The conflict between Myanmar (also known as Burma) authorities and the Rohingya community has caused approximately 18 500 refugees to flee to neighbouring Bangladesh in less than a week, according to the International Organization for Migration. The majority of these refugees are women and children.

Who are the Rohingya?
Historians dispute their origins and how they came to live in this region. Some say that they came from neighbouring Bangladesh, at the end of the 19th century, during British colonization. Others argue that Rohingya origin can be traced back to early Muslim settlements in the region during the Middle Ages.

Today, the Rohingya ethnic-minority represent between 800,000 and 1.3 million Muslims and live mainly in Myanmar’s Rakhine state.

They are not officially recognised by Myanmar, which is 80-90 percent Buddhist, despite having lived in the area for generations.

This means Rohingya are denied access to sanitation, health services, education, and other basic rights such as moving freely across the country.

How did the conflict start?
For decades, violent outbursts have broken out between the Rohingya and Myanmar authorities.

Notably, in October 2016, Rohingya were accused of assassinating nine Myanmar policemen. This has led to major clashes, forcing 87,000 people to flee to Bangladesh.

Since then, Myanmar military authorities have increased their presence in Rohingya territory and violence has escalated.

According to the Human Rights Watch, government forces are responsible for abuses against Rohingya which include killings, torture, sexual violence, and destruction of property. These have worsened over the past year.

United Nations representatives have accused the government of ethnic-cleansing the Muslim minority. This has been denied by Myanmar leader Aung San Suu Kyi.

What has happened in the past few days?
A group of Muslim militants has attacked government authorities on August 25 in the state of Rakhine. Myanma forces and Buddhist militia responded with violent raids and persecutions. Recent satellite images show many Rohingya villages have been burned down in Rhakine, increasing the number of people fleeing the region.

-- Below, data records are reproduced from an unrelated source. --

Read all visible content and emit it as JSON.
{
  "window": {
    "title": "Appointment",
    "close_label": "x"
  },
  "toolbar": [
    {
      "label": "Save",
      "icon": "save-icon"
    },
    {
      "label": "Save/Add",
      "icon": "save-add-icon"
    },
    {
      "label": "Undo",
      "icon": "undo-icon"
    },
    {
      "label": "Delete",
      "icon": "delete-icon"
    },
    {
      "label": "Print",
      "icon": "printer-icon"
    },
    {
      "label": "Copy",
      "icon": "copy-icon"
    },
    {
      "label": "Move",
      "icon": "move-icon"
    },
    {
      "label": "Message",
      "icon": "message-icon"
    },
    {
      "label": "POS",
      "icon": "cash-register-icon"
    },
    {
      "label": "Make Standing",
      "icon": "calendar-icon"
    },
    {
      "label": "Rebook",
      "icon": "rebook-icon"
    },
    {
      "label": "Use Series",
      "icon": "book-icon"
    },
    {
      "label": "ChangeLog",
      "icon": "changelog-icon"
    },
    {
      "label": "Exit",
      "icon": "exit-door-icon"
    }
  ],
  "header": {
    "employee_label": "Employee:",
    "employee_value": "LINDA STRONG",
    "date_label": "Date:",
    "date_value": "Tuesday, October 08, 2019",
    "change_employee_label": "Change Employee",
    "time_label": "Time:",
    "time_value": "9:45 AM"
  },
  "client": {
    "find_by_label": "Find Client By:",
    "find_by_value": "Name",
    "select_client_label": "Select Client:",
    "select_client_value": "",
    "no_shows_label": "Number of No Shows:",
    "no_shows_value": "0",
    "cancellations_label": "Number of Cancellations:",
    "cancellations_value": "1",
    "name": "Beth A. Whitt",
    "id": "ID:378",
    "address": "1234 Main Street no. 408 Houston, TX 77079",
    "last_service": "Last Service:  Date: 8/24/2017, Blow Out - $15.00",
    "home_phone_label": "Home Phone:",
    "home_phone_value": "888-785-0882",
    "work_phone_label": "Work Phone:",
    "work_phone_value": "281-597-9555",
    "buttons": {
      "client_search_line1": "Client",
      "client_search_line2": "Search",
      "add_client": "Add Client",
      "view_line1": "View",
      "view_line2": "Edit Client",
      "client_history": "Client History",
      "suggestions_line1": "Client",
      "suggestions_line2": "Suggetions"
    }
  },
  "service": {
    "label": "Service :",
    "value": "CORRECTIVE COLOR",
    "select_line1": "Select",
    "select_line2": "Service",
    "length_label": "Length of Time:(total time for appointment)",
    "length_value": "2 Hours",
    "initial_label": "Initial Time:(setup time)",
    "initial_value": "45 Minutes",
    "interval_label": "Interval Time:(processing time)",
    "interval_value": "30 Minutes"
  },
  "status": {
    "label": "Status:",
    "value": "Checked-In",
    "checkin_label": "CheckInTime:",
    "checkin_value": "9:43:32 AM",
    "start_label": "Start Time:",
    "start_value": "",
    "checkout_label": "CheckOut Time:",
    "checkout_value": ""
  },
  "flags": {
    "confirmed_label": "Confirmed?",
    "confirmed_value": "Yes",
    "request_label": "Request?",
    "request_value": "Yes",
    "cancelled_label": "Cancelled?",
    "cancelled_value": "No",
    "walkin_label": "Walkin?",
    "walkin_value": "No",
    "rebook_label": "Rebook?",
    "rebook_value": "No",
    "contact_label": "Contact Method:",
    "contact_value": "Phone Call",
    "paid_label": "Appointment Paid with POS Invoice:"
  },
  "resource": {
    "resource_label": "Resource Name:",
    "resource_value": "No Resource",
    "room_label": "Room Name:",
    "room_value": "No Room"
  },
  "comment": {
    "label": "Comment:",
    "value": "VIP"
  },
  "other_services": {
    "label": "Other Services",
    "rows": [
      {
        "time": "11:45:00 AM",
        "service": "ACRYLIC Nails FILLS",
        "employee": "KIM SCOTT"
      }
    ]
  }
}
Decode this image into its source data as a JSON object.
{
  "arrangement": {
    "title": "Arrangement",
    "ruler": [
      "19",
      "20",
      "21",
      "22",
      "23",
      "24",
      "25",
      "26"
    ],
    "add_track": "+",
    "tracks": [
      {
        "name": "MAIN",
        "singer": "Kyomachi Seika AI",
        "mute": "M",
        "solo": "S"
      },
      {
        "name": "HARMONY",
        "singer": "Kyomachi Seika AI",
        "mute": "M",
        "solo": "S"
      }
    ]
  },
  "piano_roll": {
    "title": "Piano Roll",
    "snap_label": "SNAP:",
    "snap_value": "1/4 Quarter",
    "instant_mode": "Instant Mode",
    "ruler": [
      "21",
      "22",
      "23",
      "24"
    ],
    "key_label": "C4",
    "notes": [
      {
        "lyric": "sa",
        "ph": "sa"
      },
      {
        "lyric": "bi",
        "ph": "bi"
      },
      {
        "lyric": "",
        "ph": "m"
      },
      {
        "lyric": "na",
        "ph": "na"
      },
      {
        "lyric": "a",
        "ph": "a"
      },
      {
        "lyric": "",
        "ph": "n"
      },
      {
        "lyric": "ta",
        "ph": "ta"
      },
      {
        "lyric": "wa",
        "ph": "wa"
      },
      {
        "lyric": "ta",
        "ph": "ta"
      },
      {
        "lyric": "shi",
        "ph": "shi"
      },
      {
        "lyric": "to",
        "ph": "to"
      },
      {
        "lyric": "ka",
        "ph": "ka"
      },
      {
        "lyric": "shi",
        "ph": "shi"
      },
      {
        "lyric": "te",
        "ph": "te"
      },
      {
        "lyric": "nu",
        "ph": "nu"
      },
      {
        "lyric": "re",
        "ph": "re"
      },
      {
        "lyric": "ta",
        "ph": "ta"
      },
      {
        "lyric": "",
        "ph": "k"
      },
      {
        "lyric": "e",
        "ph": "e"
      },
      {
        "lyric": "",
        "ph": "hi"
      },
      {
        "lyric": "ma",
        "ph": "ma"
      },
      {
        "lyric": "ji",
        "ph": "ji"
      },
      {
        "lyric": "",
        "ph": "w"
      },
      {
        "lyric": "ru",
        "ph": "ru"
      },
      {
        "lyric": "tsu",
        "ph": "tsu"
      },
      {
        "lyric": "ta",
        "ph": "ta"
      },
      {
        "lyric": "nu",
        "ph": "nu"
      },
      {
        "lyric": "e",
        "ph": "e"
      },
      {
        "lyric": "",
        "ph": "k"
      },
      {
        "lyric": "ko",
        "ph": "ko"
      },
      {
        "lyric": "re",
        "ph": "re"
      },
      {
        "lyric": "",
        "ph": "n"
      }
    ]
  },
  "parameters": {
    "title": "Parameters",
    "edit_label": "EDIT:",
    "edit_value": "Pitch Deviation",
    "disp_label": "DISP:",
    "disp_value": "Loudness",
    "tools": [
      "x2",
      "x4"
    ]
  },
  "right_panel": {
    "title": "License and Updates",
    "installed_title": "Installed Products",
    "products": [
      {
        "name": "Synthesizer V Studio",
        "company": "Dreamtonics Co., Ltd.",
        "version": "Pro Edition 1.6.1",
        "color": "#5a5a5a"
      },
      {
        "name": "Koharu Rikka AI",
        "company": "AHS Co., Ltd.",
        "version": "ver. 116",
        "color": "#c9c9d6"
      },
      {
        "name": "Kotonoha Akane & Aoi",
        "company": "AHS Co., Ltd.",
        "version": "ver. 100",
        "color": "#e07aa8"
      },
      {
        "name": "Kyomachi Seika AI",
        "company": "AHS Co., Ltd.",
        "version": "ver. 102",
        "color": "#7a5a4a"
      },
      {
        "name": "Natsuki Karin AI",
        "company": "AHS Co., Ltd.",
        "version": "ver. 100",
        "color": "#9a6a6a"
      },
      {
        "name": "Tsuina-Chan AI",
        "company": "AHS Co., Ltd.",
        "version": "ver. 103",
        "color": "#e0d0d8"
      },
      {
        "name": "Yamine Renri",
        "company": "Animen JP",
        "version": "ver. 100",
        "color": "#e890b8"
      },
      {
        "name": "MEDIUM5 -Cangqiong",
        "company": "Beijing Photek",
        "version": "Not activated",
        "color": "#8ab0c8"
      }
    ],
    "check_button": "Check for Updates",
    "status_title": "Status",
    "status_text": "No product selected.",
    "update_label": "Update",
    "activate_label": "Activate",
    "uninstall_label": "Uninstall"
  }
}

New satellite imagery shows near-total destruction of Rohingya Muslim village—700 buildings burned. Part of pattern https://t.co/3iE3gTMtJepic.twitter.com/WCcNSD5Syx

— Kenneth Roth (@KenRoth) September 2, 2017

What are the conditions like in Bangladesh?
Once they get to Bangladesh, most displaced Rohingya live in illegal camps in Cox Bazar’s district, near the Myanmar border.

UN aid workers operating in the area told Reuters that camps are overcrowded and lacking basic resources such as food, water and shelter.

The United Nations has officially requested Bangladesh to take in those seeking refuge from the attacks in Myanmar.

However, due to the increase on the number of Rohingya refugees in Bangladeshi territory, the government has recently reconsidered a relocation plan originally set up in 2015 that would move the refugees to a remote island known as Thengar Char. This proposal has been strongly rejected by rights groups due to the island’s ‘inhabitable’ conditions.